- Nonsteroidal anti-inflammatory drugs (NSAIDs) act on substances in the body that can cause inflammation, pain, and fever.
- Corticosteroids are often administered as an injection at the site of musculoskeletal injuries. They exert powerful anti-inflammatory effects. They can also be taken orally to relieve pain from, for example, arthritis.
- Acetaminophen increases the body’s pain threshold, but it has little effect on inflammation.
- Opioids, also known as narcotic analgesics, modify pain messages in the brain.
- Muscle relaxants reduce pain from tense muscle groups, most likely through sedative action in the central nervous system.
- Anti-anxiety drugs work on pain in three ways: they reduce anxiety, they relax muscles, and they help patients cope with discomfort.
- Some antidepressants, particularly the tricyclics, may reduce pain transmission through the spinal cord.
- Some anticonvulsant drugs also relieve the pain of neuropathies, possibly by stabilizing nerve cells.
Lumbar Medical Branch Block
This procedure helps relieve pain in the facet joints in the spine. This is done under fluoroscopy guidance (X-ray).
Lumbar Epidural Steroid Injection
This procedure is where the local anesthetic and steroid medication is administered into the epidural space, or near the nerve root of the problem area. (I.E. Hip, knee, etc.) *This procedure is done under fluoroscopy (x-ray).
Radio Frequency Ablation
This procedure provides long – lasting relief for facet mediated pain. It can be repeated every 6-12 months.

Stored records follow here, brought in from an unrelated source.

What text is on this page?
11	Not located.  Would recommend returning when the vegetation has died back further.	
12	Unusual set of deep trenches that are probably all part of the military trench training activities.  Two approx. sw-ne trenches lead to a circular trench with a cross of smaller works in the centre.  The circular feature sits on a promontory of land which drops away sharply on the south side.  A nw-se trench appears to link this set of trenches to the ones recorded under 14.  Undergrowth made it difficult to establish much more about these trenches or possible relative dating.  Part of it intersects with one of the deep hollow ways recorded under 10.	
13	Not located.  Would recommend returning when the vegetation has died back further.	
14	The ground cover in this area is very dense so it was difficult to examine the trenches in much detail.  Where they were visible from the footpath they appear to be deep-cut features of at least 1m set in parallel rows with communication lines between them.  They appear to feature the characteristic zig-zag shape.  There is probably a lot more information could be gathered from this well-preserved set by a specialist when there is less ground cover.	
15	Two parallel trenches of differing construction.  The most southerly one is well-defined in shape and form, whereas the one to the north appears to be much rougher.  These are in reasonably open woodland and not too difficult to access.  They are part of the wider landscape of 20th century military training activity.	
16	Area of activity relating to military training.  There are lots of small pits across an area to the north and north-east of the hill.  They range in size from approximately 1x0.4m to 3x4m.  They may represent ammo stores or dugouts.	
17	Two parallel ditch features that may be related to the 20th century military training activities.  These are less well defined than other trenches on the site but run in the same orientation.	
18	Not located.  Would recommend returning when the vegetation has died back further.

Caudal Epidural Steroid Injection
The injection is done by an area near the tailbone. This procedure is done under fluoroscopy guidance (X-ray)
Selective Nerve Root Block
This is a procedure that targets specific nerves and relieves the pain caused by inflammation. This is done under fluoroscopy guidance (X-ray)
Facet joint block: Also known as a zygapophysial joint block, the facet joint block is performed to determine whether a facet joint is a source of pain. Facet joints are located on the back of the spine, where one vertebra slightly overlaps another. These joints guide and restrict the spines movement.